The skeuomorphic camera icon was replaced with a flat gradient glyph. The initial reaction was largely negative. With eight years of hindsight, the decision looks correct. The old icon was charming on a 2012 phone screen. It had no future as a small, fast-moving identifier across the surface area Instagram was about to occupy.
Instagram's rebrand is a reminder that the right decision and the popular decision are not always the same thing. Lindgaard's research on 50-millisecond first impressions applies differently at icon scale: a mark that reads clearly and distinctively at 60 pixels is doing more useful work than a more detailed one that blurs. The gradient was polarising precisely because it was unfamiliar. Familiarity returns quickly. Scalability, once lost in a design, is difficult to recover.
What the best rebrands share
Across these five cases, the pattern is consistent enough to be worth naming directly.

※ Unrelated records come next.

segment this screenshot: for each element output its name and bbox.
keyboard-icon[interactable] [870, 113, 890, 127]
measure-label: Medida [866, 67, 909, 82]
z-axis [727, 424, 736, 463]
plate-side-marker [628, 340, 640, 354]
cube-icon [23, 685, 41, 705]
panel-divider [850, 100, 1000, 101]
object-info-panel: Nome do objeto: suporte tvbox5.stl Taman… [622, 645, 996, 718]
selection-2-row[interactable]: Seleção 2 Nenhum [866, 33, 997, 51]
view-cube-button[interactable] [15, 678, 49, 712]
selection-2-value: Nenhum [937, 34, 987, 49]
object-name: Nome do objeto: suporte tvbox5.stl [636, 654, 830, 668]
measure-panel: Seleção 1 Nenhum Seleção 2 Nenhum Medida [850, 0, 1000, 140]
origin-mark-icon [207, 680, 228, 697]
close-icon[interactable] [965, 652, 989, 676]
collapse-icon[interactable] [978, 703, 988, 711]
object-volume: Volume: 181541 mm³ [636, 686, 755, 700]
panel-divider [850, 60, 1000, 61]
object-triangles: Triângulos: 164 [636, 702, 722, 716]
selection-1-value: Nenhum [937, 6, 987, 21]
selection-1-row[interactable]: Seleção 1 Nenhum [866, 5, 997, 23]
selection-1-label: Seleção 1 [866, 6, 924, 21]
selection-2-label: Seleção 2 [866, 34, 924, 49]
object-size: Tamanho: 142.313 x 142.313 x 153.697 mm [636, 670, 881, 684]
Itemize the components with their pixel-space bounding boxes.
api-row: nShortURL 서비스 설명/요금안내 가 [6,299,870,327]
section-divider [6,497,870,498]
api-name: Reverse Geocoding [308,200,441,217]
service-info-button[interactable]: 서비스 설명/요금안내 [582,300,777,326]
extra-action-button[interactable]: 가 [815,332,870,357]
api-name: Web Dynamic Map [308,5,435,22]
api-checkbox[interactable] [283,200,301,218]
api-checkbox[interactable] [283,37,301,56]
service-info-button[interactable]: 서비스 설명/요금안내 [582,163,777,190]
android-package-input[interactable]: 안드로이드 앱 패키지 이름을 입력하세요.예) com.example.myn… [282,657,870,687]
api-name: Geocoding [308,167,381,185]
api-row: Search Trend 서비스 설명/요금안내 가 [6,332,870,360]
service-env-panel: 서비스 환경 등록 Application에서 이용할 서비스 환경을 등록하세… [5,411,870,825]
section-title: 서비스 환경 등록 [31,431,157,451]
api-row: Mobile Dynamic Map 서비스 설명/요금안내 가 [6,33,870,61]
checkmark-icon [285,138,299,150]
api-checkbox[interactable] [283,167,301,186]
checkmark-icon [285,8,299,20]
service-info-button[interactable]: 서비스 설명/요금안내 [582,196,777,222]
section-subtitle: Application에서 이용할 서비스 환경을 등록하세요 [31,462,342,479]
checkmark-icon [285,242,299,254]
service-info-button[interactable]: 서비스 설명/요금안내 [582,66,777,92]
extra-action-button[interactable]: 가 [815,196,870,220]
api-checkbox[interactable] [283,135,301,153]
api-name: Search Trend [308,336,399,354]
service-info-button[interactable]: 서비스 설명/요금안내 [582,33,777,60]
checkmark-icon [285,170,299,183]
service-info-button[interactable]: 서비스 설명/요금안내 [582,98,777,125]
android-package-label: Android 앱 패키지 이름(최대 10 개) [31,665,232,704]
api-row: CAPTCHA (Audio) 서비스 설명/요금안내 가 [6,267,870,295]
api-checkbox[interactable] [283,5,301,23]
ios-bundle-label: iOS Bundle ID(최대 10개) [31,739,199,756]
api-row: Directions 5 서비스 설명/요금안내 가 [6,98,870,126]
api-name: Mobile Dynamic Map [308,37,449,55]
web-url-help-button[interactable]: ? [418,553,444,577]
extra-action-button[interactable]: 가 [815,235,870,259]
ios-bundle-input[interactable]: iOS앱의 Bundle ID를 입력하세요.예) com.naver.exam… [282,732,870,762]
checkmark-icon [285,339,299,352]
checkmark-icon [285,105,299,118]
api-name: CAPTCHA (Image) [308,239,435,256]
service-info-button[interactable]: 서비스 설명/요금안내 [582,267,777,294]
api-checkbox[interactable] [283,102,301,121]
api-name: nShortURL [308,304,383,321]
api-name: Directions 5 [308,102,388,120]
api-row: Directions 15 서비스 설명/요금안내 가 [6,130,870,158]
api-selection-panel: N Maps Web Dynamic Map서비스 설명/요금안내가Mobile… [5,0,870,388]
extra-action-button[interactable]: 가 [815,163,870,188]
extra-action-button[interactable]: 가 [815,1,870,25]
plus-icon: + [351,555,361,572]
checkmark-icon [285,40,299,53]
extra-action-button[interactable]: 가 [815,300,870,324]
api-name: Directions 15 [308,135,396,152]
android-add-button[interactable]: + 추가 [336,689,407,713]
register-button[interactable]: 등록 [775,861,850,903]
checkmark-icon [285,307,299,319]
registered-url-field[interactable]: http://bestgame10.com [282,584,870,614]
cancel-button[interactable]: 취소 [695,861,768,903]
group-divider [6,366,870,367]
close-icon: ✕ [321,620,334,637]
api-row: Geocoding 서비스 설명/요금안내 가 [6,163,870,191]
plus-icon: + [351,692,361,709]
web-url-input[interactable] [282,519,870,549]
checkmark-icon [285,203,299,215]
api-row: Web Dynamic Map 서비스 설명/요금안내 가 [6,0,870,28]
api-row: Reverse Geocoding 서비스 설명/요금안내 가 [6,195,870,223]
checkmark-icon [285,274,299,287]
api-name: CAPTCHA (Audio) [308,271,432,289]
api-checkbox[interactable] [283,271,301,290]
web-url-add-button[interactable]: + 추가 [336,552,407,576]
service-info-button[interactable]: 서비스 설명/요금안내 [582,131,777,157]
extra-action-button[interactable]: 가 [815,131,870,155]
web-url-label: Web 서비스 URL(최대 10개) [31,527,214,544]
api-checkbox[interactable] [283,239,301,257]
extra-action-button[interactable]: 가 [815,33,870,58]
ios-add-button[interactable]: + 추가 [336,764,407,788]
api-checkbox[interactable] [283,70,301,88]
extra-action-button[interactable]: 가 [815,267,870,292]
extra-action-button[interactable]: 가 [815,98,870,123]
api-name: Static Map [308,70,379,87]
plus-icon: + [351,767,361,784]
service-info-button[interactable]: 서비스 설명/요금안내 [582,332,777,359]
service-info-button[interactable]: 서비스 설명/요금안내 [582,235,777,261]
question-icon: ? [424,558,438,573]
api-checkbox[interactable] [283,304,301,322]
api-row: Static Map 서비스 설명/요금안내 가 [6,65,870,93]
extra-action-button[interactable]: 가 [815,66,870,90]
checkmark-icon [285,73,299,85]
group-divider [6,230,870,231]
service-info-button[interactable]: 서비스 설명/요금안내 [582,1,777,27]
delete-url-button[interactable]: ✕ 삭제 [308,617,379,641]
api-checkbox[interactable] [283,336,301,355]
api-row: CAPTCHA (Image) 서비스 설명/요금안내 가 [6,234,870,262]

None of the five rebrands above were primarily aesthetic decisions. Each was a strategic decision expressed through visual means. The Slack redesign was an infrastructure decision. Airbnb's was a positioning decision. Burger King's was a distinctive asset decision. Dropbox's was a market differentiation decision. Instagram's was a scalability decision. The visual outcome in each case was downstream of a clear answer to the question: what does this brand need to communicate, and to whom?
The best repositioning claims territory competitors can't follow you into. "Belong Anywhere" was a claim no hotel could make.
If you're considering whether it's time to rebrand, the most useful question isn't "does our logo feel dated?" It's "has something shifted in our positioning, our audience, or our market that our current identity no longer reflects?" The visual work follows from the answer to that question. When it precedes it, rebrands tend to produce new logos for old problems.